Question

In: Accounting

LIFO is not allowed under IFRS, but is allowed under GAAP. Why do you think LIFO...

LIFO is not allowed under IFRS, but is allowed under GAAP. Why do you think LIFO is not allowed under IFRS? Should it be disallowed under GAAP as well? Why or why not?

Solutions

Expert Solution

The main reason of prohibited LIFO UNDER IFRS IS THE

focus of IFRS shifted from the income statement to the balance sheet and, therefore, away from LIFO.

Under the last-in, first-out (LIFO) method of inventory valuation, the last inventory purchased is assumed to be the first sold. Ending inventory, therefore, is assumed to be made of purchases from earlier periods. Of the inventory valuation methods, LIFO most closely follows the matching principle (i.e., matching current costs with current revenues very well), but may result in unrealistic ending inventory valuation in times of changing costs.

During periods of rising prices (inflation), ending inventory is assumed to consist of earlier purchases at lower prices, which may undervalue ending inventory.
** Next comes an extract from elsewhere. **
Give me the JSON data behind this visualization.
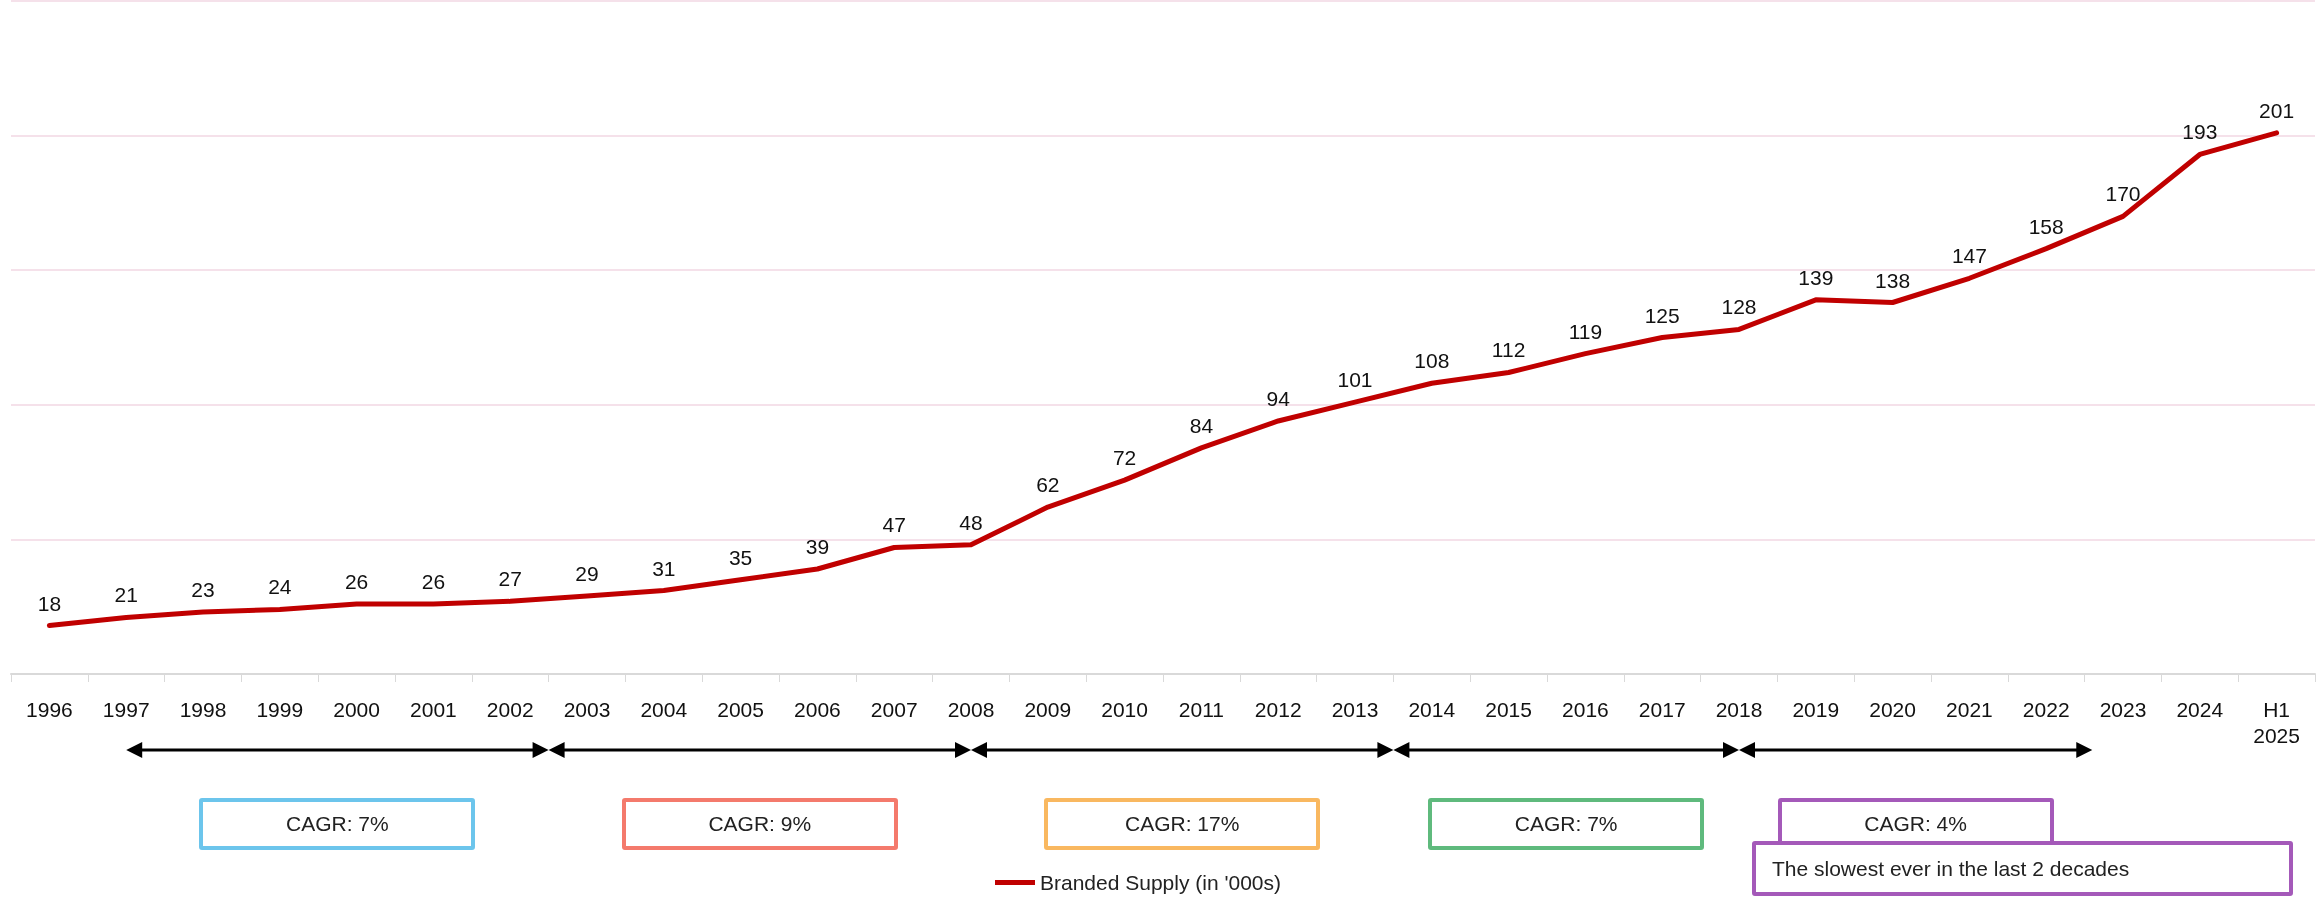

During periods of falling prices (deflation), ending inventory is assumed to consist of earlier purchases at higher prices, which may overvalue ending inventory. In general, inventory valuation under LIFO might be too old to be relevant for the users of financial statements.

Because LIFO most closely follows the matching principle of revenues and expenses, it can be said to focus more upon the income statement. FIFO, on the other hand, provides a more up-to-date ending inventory figure for the balance sheet because its ending inventory is assumed to be the most recent purchased.
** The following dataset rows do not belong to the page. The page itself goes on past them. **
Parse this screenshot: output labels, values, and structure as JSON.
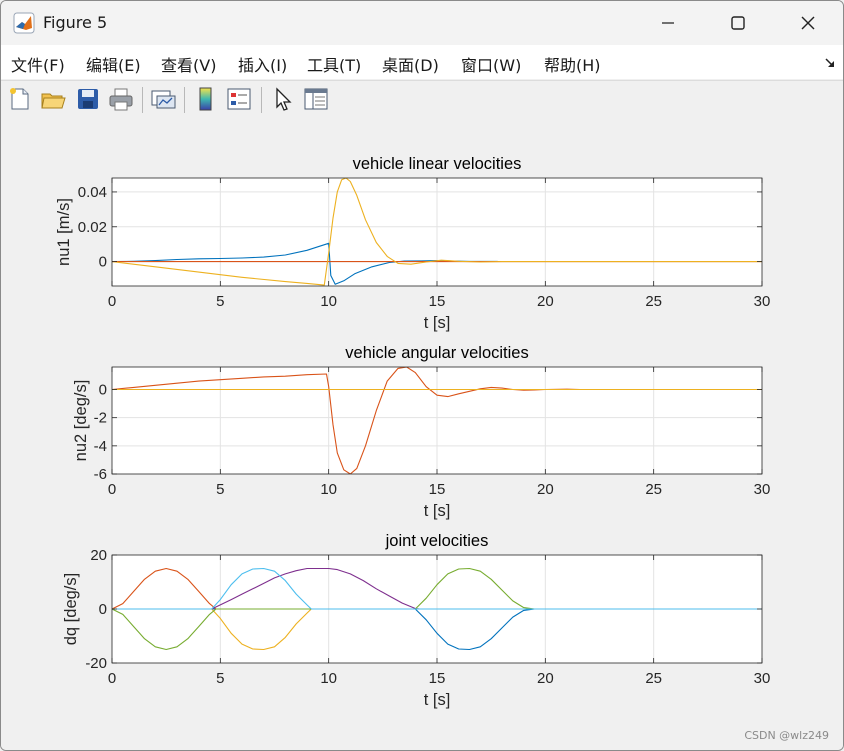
{
  "window": {
    "title": "Figure 5",
    "icon": "matlab-icon",
    "controls": [
      "minimize-icon",
      "maximize-icon",
      "close-icon"
    ]
  },
  "menu": [
    {
      "label": "文件(F)"
    },
    {
      "label": "编辑(E)"
    },
    {
      "label": "查看(V)"
    },
    {
      "label": "插入(I)"
    },
    {
      "label": "工具(T)"
    },
    {
      "label": "桌面(D)"
    },
    {
      "label": "窗口(W)"
    },
    {
      "label": "帮助(H)"
    }
  ],
  "toolbar": [
    {
      "icon": "new-figure-icon"
    },
    {
      "icon": "open-file-icon"
    },
    {
      "icon": "save-icon"
    },
    {
      "icon": "print-icon"
    },
    {
      "icon": "link-plot-icon"
    },
    {
      "icon": "colorbar-icon"
    },
    {
      "icon": "legend-icon"
    },
    {
      "icon": "pointer-icon"
    },
    {
      "icon": "property-inspector-icon"
    }
  ],
  "watermark": "CSDN @wlz249",
  "chart_data": [
    {
      "type": "line",
      "title": "vehicle linear velocities",
      "xlabel": "t [s]",
      "ylabel": "nu1 [m/s]",
      "xlim": [
        0,
        30
      ],
      "ylim": [
        -0.014,
        0.048
      ],
      "xticks": [
        0,
        5,
        10,
        15,
        20,
        25,
        30
      ],
      "yticks": [
        0,
        0.02,
        0.04
      ],
      "ytick_labels": [
        "0",
        "0.02",
        "0.04"
      ],
      "grid": true,
      "series": [
        {
          "color": "#0072bd",
          "x": [
            0,
            1,
            2,
            3,
            4,
            5,
            6,
            7,
            8,
            9,
            9.5,
            10,
            10.1,
            10.3,
            10.7,
            11.2,
            12,
            12.8,
            13.5,
            14.3,
            15,
            15.7,
            16.5,
            17.5,
            17.8
          ],
          "y": [
            0,
            0.0002,
            0.0006,
            0.0012,
            0.0016,
            0.0018,
            0.0021,
            0.0026,
            0.0038,
            0.0065,
            0.0085,
            0.0105,
            -0.008,
            -0.013,
            -0.011,
            -0.007,
            -0.003,
            -0.0005,
            0.0003,
            0.0004,
            0.0006,
            0.0003,
            0.0001,
            0.0001,
            0.0001
          ]
        },
        {
          "color": "#d95319",
          "x": [
            0,
            30
          ],
          "y": [
            0,
            0
          ]
        },
        {
          "color": "#edb120",
          "x": [
            0,
            2,
            4,
            6,
            8,
            9,
            9.8,
            10,
            10.2,
            10.4,
            10.6,
            10.8,
            11,
            11.3,
            11.7,
            12.2,
            12.7,
            13.2,
            13.8,
            14.5,
            15.2,
            16,
            17,
            18,
            30
          ],
          "y": [
            0,
            -0.003,
            -0.006,
            -0.009,
            -0.0115,
            -0.0125,
            -0.0135,
            0.005,
            0.025,
            0.04,
            0.047,
            0.048,
            0.046,
            0.038,
            0.024,
            0.011,
            0.003,
            -0.001,
            -0.0015,
            -0.0002,
            0.0008,
            0.0002,
            -0.0002,
            0,
            0
          ]
        }
      ]
    },
    {
      "type": "line",
      "title": "vehicle angular velocities",
      "xlabel": "t [s]",
      "ylabel": "nu2 [deg/s]",
      "xlim": [
        0,
        30
      ],
      "ylim": [
        -6,
        1.6
      ],
      "xticks": [
        0,
        5,
        10,
        15,
        20,
        25,
        30
      ],
      "yticks": [
        -6,
        -4,
        -2,
        0
      ],
      "ytick_labels": [
        "-6",
        "-4",
        "-2",
        "0"
      ],
      "grid": true,
      "series": [
        {
          "color": "#0072bd",
          "x": [
            0,
            30
          ],
          "y": [
            0,
            0
          ]
        },
        {
          "color": "#d95319",
          "x": [
            0,
            1,
            2,
            3,
            4,
            5,
            6,
            7,
            8,
            9,
            9.9,
            10,
            10.2,
            10.4,
            10.7,
            11,
            11.3,
            11.7,
            12.2,
            12.7,
            13.2,
            13.6,
            14,
            14.5,
            15,
            15.5,
            16,
            17,
            17.5,
            18,
            18.5,
            19,
            19.5,
            20,
            21,
            21.6
          ],
          "y": [
            0,
            0.15,
            0.3,
            0.45,
            0.6,
            0.7,
            0.8,
            0.9,
            0.95,
            1.05,
            1.1,
            0.2,
            -2.5,
            -4.5,
            -5.7,
            -6,
            -5.6,
            -4,
            -1.5,
            0.6,
            1.5,
            1.6,
            1.2,
            0.2,
            -0.4,
            -0.5,
            -0.3,
            0.05,
            0.15,
            0.1,
            0,
            -0.05,
            -0.03,
            0,
            0.02,
            0
          ]
        },
        {
          "color": "#edb120",
          "x": [
            0,
            30
          ],
          "y": [
            0,
            0
          ]
        }
      ]
    },
    {
      "type": "line",
      "title": "joint velocities",
      "xlabel": "t [s]",
      "ylabel": "dq [deg/s]",
      "xlim": [
        0,
        30
      ],
      "ylim": [
        -20,
        20
      ],
      "xticks": [
        0,
        5,
        10,
        15,
        20,
        25,
        30
      ],
      "yticks": [
        -20,
        0,
        20
      ],
      "ytick_labels": [
        "-20",
        "0",
        "20"
      ],
      "grid": true,
      "series": [
        {
          "color": "#0072bd",
          "x": [
            0,
            14,
            14.5,
            15,
            15.5,
            16,
            16.5,
            17,
            17.5,
            18,
            18.5,
            19,
            19.5,
            30
          ],
          "y": [
            0,
            0,
            -4,
            -9,
            -13,
            -14.8,
            -15,
            -14,
            -11,
            -7,
            -3,
            -0.5,
            0,
            0
          ]
        },
        {
          "color": "#d95319",
          "x": [
            0,
            0.5,
            1,
            1.5,
            2,
            2.5,
            3,
            3.5,
            4,
            4.5,
            4.8,
            30
          ],
          "y": [
            0,
            2,
            6.5,
            11,
            14,
            15,
            14,
            11,
            6.5,
            2,
            0,
            0
          ]
        },
        {
          "color": "#edb120",
          "x": [
            0,
            4.6,
            5,
            5.5,
            6,
            6.5,
            7,
            7.5,
            8,
            8.5,
            9,
            9.2,
            30
          ],
          "y": [
            0,
            0,
            -3.5,
            -9,
            -13,
            -14.8,
            -15,
            -14,
            -10.5,
            -5.5,
            -1.5,
            0,
            0
          ]
        },
        {
          "color": "#7e2f8e",
          "x": [
            0,
            4.6,
            5,
            5.5,
            6,
            6.5,
            7,
            7.5,
            8,
            8.5,
            9,
            9.3,
            9.6,
            10,
            10.4,
            11,
            11.6,
            12.2,
            12.8,
            13.4,
            14,
            14.2,
            30
          ],
          "y": [
            0,
            0,
            1.5,
            3.5,
            5.5,
            7.5,
            9.5,
            11.5,
            13,
            14.2,
            15,
            15,
            15,
            15,
            14.6,
            13,
            10.5,
            7.5,
            4.8,
            2.2,
            0.2,
            0,
            0
          ]
        },
        {
          "color": "#77ac30",
          "x": [
            0,
            0.5,
            1,
            1.5,
            2,
            2.5,
            3,
            3.5,
            4,
            4.5,
            4.8,
            14,
            14.5,
            15,
            15.5,
            16,
            16.5,
            17,
            17.5,
            18,
            18.5,
            19,
            19.5,
            30
          ],
          "y": [
            0,
            -2,
            -6.5,
            -11,
            -14,
            -15,
            -14,
            -11,
            -6.5,
            -2,
            0,
            0,
            4,
            9,
            13,
            14.8,
            15,
            14,
            11,
            7,
            3,
            0.5,
            0,
            0
          ]
        },
        {
          "color": "#4dbeee",
          "x": [
            0,
            4.6,
            5,
            5.5,
            6,
            6.5,
            7,
            7.5,
            8,
            8.5,
            9,
            9.2,
            30
          ],
          "y": [
            0,
            0,
            3.5,
            9,
            13,
            14.8,
            15,
            14,
            10.5,
            5.5,
            1.5,
            0,
            0
          ]
        }
      ]
    }
  ]
}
Therefore, LIFO is prohibited under IFRS because the focus of IFRS shifted away from the income statement to the balance sheet and, therefore, away from LIFO.

Another reason are

IFRS prohibits LIFO due to potential distortions it may have on a company's profitability and financial statements. For example, LIFO can understate a company's earnings for the purposes of keeping taxable income low. It can also result in inventory valuations that are outdated and obsolete. Finally, in a LIFO liquidation, unscrupulous managers may be tempted to artificially inflate earnings by selling off inventory with low carrying costs.

Why GAAP ALLOW LIFO

Uniquely, GAAP standards originated when the SEC spurred the private sector to set standards for themselves. Clearly, companies had a stake in minimizing taxes, and some may even operate their inventories as LIFO. This explains why the business practice is allowed under GAAP.